All Manner of Things Shall Be Well

We are continually swirling in the midst of beginnings and endings, it seems. This weekend, Saint John’s gives thanks for the ministry of The Rev. Amelie Wilmer, an ending of sorts, but one that recognizes that her gifts and ministry is something that has prepared us for the next beginning, with a different priest as spiritual guide.

This weekend is the marker of a beginning in my family, when my niece Linnea marries her dear fiance, Ben. At the same time, we are in the tender time of what may be an ending, the last chapter in my 93 year old mother in-law’s life. We are hoping she will feel well enough to attend the wedding, with her family taking her the two blocks between home and church in her wheelchair, but if not, she can listen to the livestream from church as she sits in her recliner.

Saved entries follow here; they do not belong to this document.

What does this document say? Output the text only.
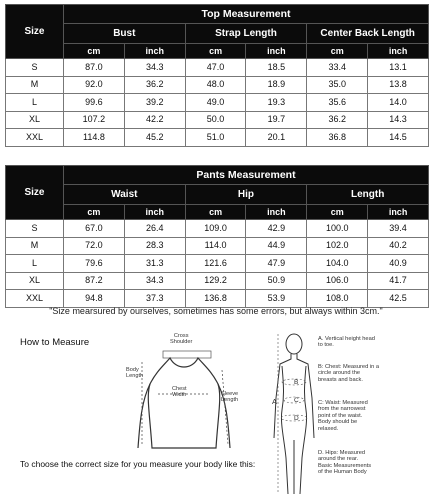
Size	Top Measurement					
	Bust		Strap Length		Center Back Length	
	cm	inch	cm	inch	cm	inch
S	87.0	34.3	47.0	18.5	33.4	13.1
M	92.0	36.2	48.0	18.9	35.0	13.8
L	99.6	39.2	49.0	19.3	35.6	14.0
XL	107.2	42.2	50.0	19.7	36.2	14.3
XXL	114.8	45.2	51.0	20.1	36.8	14.5
Size	Pants Measurement					
	Waist		Hip		Length	
	cm	inch	cm	inch	cm	inch
S	67.0	26.4	109.0	42.9	100.0	39.4
M	72.0	28.3	114.0	44.9	102.0	40.2
L	79.6	31.3	121.6	47.9	104.0	40.9
XL	87.2	34.3	129.2	50.9	106.0	41.7
XXL	94.8	37.3	136.8	53.9	108.0	42.5
"Size mearsured by ourselves, sometimes has some errors, but always within 3cm."
How to Measure
Cross
Shoulder
Body
Length
Chest
Width	Sleeve
Length	A
B
C
D
A. Vertical height head
to toe.
B: Chest: Measured in a
circle around the
breasts and back.
C: Waist: Measured
from the narrowest
point of the waist.
Body should be
relaxed.
D. Hips: Measured
around the rear.
Basic Measurements
of the Human Body
To choose the correct size for you measure your body like this:
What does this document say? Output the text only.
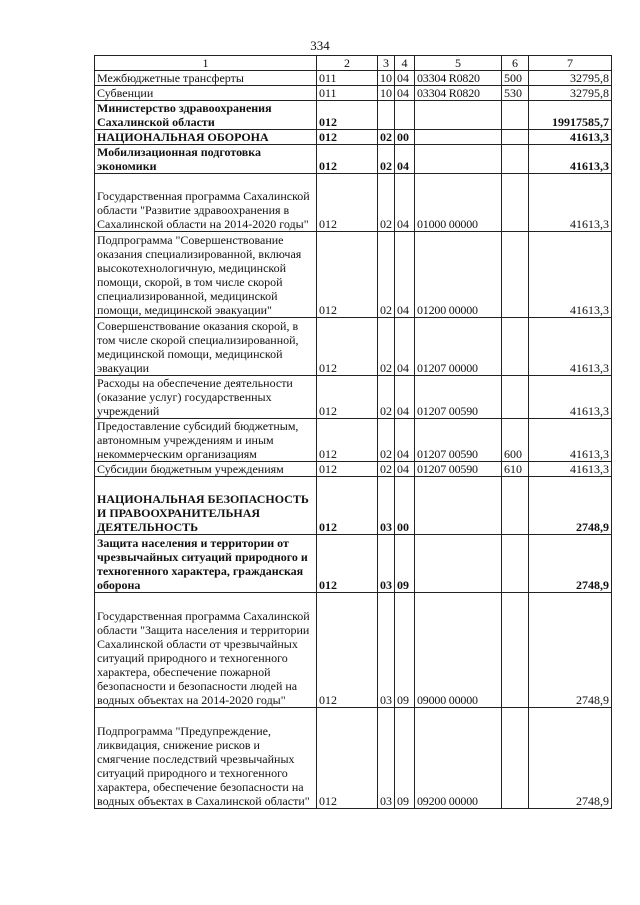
334
1	2	3	4	5	6	7
Межбюджетные трансферты	011	10	04	03304 R0820	500	32795,8
Субвенции	011	10	04	03304 R0820	530	32795,8
Министерство здравоохранения Сахалинской области	012					19917585,7
НАЦИОНАЛЬНАЯ ОБОРОНА	012	02	00			41613,3
Мобилизационная подготовка экономики	012	02	04			41613,3
Государственная программа Сахалинской области "Развитие здравоохранения в Сахалинской области на 2014-2020 годы"	012	02	04	01000 00000		41613,3
Подпрограмма "Совершенствование оказания специализированной, включая высокотехнологичную, медицинской помощи, скорой, в том числе скорой специализированной, медицинской помощи, медицинской эвакуации"	012	02	04	01200 00000		41613,3
Совершенствование оказания скорой, в том числе скорой специализированной, медицинской помощи, медицинской эвакуации	012	02	04	01207 00000		41613,3
Расходы на обеспечение деятельности (оказание услуг) государственных учреждений	012	02	04	01207 00590		41613,3
Предоставление субсидий бюджетным, автономным учреждениям и иным некоммерческим организациям	012	02	04	01207 00590	600	41613,3
Субсидии бюджетным учреждениям	012	02	04	01207 00590	610	41613,3
НАЦИОНАЛЬНАЯ БЕЗОПАСНОСТЬ И ПРАВООХРАНИТЕЛЬНАЯ ДЕЯТЕЛЬНОСТЬ	012	03	00			2748,9
Защита населения и территории от чрезвычайных ситуаций природного и техногенного характера, гражданская оборона	012	03	09			2748,9
Государственная программа Сахалинской области "Защита населения и территории Сахалинской области от чрезвычайных ситуаций природного и техногенного характера, обеспечение пожарной безопасности и безопасности людей на водных объектах на 2014-2020 годы"	012	03	09	09000 00000		2748,9
Подпрограмма "Предупреждение, ликвидация, снижение рисков и смягчение последствий чрезвычайных ситуаций природного и техногенного характера, обеспечение безопасности на водных объектах в Сахалинской области"	012	03	09	09200 00000		2748,9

Endings and beginnings. The great poet T.S.Eliot, in his “Four Quartets: Little Gidding,” writes: “in my beginning is my end.” We know our lives have a beginning and an endpoint, we know that we go through cycles of putting aside the past and looking toward a different future, we know, in the words of the lovely evening prayer in the New Zealand Prayerbook, “what is done is done, and what is not done is not done. Let it be.”

But there is blessing in the in-between. In the disorientation, and often pain, of endings, there is the freedom to imagine what kind of beginning awaits. Yes, we grieve, yes, we are anxious, yes, we feel confused, but there is a whisper of something that awaits.

There is something yet unknown as Ben and Linnea marry, because every marriage brings its share of things they cannot anticipate. There is something yet unknown as Doug’s family anticipates life without their matriarch, because grief finds its own circuitous path. So it goes, as it has gone forever. But Eliot, as he concludes his poem, ends it with a beautiful and surprising reference from the 14th Century mystic and anchoress Dame Julian of Norwich: “and all shall be well and all manner of thing shall be well when the tongues of flame are in-folded into the crowned knot of fire and the fire and the rose are one.”

So, too, for us, in these endings and these beginnings. The fire and the rose shall be one. All, indeed, shall be well.